Picture the protracted heat and tropic humidity of the consummate summer extreme. Consider the moment when days upon days of overexposing blasts of intense July sun and heat finally give in to the interruption of boiling piles of cloud and the electric anticipation of pending eruption, as opposing air masses collide overhead. Marvel at the quickness with which change takes place. Wonder at the speed of rushing air that intuition tells you should be cool, while senses still perceive heat. When the cloud finally bursts, and the torrents are crashing down, you barely hesitate. Regardless the natural inclination to seek shelter, you step out to feel the weight of impact on your head. With clothes now sticking and drooping with the weight of water, just try to act mature.
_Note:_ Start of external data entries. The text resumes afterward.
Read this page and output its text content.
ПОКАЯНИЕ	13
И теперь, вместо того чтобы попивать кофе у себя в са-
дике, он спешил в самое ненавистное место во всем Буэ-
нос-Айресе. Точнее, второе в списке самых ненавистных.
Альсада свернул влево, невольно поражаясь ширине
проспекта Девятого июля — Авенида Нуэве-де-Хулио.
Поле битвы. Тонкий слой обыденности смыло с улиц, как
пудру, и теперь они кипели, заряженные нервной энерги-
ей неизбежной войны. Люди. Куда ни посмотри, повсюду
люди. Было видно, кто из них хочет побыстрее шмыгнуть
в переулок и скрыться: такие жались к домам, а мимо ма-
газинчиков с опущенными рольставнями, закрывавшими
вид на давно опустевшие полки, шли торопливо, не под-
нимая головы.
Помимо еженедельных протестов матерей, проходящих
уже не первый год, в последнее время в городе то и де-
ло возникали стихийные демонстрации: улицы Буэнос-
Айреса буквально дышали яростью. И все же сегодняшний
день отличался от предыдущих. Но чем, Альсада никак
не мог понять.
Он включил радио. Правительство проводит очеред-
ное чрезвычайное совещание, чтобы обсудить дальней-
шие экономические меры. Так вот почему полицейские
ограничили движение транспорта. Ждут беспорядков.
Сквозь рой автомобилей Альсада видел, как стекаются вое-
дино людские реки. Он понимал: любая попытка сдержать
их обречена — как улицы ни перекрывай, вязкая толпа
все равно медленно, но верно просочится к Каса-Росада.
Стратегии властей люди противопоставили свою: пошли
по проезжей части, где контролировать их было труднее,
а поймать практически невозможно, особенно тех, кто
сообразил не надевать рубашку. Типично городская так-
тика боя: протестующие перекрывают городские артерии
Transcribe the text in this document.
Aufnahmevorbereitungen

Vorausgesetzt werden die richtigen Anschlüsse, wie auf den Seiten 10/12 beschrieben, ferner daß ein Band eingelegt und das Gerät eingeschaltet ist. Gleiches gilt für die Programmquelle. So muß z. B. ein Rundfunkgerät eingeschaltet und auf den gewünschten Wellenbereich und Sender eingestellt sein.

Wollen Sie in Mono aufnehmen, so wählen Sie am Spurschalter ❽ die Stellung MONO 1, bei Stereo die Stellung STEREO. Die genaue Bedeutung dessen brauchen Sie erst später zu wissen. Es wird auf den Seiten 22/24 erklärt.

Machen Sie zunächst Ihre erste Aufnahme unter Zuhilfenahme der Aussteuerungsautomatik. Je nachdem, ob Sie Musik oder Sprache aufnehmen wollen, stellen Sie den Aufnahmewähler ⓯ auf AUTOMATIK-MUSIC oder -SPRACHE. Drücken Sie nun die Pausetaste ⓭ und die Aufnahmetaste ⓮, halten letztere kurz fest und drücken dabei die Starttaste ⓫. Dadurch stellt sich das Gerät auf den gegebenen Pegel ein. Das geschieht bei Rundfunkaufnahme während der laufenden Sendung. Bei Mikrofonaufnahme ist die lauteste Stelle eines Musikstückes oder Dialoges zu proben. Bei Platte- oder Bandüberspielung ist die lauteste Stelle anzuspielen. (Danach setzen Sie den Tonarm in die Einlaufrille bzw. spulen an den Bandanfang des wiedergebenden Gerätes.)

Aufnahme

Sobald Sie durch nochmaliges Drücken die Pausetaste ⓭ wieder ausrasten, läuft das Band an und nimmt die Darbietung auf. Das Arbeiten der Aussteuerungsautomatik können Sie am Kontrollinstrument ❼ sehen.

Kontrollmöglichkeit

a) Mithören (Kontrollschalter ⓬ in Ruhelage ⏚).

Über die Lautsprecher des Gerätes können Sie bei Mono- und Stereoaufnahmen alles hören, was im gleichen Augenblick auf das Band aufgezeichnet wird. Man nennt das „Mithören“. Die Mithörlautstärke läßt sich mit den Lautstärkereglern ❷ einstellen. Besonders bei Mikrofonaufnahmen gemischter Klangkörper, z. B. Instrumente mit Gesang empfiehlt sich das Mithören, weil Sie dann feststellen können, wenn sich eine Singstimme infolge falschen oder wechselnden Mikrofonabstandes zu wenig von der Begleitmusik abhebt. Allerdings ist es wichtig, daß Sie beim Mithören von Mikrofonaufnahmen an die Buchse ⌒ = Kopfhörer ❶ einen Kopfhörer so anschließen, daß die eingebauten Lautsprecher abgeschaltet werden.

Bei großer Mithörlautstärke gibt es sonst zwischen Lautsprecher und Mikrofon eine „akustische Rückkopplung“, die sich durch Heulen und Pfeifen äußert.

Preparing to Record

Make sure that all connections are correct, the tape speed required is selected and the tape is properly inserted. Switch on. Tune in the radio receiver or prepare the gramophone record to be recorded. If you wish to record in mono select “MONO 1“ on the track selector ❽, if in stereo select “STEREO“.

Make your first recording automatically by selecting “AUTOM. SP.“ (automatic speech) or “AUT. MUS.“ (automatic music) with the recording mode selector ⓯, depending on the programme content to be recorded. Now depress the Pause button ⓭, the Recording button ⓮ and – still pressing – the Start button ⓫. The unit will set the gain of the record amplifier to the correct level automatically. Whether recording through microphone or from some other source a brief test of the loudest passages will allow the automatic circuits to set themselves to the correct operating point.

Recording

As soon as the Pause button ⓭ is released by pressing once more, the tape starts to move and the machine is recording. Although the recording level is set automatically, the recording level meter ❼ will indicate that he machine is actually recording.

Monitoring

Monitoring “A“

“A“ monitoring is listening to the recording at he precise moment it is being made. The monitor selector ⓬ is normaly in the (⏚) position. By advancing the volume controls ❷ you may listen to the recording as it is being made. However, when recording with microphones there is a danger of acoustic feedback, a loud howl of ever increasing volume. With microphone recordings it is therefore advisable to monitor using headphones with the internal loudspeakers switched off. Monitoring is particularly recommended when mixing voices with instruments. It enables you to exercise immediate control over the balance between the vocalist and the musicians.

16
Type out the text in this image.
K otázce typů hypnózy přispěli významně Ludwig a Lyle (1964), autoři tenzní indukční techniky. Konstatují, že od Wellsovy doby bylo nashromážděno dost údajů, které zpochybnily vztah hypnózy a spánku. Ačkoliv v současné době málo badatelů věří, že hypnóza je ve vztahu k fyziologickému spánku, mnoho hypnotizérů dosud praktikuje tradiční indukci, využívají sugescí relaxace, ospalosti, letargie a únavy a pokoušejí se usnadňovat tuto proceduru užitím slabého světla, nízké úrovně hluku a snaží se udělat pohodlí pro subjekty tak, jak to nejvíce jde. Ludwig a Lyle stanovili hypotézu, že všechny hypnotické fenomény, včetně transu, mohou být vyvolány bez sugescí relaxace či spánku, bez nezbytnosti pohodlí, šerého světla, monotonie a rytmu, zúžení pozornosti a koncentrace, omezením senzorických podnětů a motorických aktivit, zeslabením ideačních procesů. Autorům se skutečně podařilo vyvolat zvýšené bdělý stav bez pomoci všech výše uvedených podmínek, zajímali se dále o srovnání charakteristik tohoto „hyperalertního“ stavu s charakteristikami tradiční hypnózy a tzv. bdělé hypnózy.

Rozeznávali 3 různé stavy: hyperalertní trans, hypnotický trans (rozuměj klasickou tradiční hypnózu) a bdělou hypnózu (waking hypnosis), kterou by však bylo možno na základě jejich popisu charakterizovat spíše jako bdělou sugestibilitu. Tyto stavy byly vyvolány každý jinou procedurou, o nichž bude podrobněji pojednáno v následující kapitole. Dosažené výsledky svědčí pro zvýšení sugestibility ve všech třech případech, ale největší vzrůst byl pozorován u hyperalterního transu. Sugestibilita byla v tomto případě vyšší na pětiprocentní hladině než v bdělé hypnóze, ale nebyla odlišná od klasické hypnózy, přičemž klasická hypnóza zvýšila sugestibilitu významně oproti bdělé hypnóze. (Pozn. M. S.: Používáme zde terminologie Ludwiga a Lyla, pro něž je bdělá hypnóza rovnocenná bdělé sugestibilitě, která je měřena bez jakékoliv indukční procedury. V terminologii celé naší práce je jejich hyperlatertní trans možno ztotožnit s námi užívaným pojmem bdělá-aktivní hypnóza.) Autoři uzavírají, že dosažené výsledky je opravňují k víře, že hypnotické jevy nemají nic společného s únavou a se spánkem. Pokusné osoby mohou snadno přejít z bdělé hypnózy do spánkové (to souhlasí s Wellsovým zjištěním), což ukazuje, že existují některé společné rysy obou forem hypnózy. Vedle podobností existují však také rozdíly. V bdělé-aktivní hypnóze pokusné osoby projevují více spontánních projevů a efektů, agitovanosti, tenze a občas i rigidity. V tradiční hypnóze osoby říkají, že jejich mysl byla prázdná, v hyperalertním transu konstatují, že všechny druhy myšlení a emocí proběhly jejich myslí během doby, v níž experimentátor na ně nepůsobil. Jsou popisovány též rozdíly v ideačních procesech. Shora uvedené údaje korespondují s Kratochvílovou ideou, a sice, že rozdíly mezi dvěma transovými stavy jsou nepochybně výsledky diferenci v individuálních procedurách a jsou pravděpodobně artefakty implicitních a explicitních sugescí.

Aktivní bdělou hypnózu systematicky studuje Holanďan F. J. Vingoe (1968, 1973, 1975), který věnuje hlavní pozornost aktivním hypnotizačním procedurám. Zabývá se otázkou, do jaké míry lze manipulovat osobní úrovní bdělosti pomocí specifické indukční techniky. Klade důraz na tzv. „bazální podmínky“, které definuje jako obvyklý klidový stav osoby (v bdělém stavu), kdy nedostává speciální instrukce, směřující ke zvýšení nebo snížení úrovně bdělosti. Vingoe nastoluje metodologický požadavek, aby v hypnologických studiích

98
The pavement steams and simmers, calming your feet with accumulated warmth, while at the same time infusing you with the irrepressible provocation to dance. Arms fling out, head rolls back and splashing ensues. No matter how old you really are, you are a kid again. Silence is not an option. You are as wet as you can possibly be, and at this moment, you wouldn’t have it any other way.

That surely must have come from memories of my youth. We don’t get rain like that here any more. The metropolitan area surrounding the twin cities of Minneapolis and St. Paul has grown so much that we now have a big enough heat-dome over the area to impact the weather. The majority of weather fronts approaching the vicinity of my home, located at the southwest corner of the metro area, tend to break up and slide around to the north and south now days.

I bet if we got doused again like the writing above describes, I would be strongly tempted to go out and play in it like I remember doing when I was a kid. I remember one time when we were able to swim in the flooded corn field across the road from our house after a particularly heavy down pour.

Ah, those were the days. The good ol’ days. I can say that now that I’m old. I suppose the farmer didn’t think it was as good in those amounts at one time, but it sure was exciting. A time when we couldn’t resist the lure to play in the rain.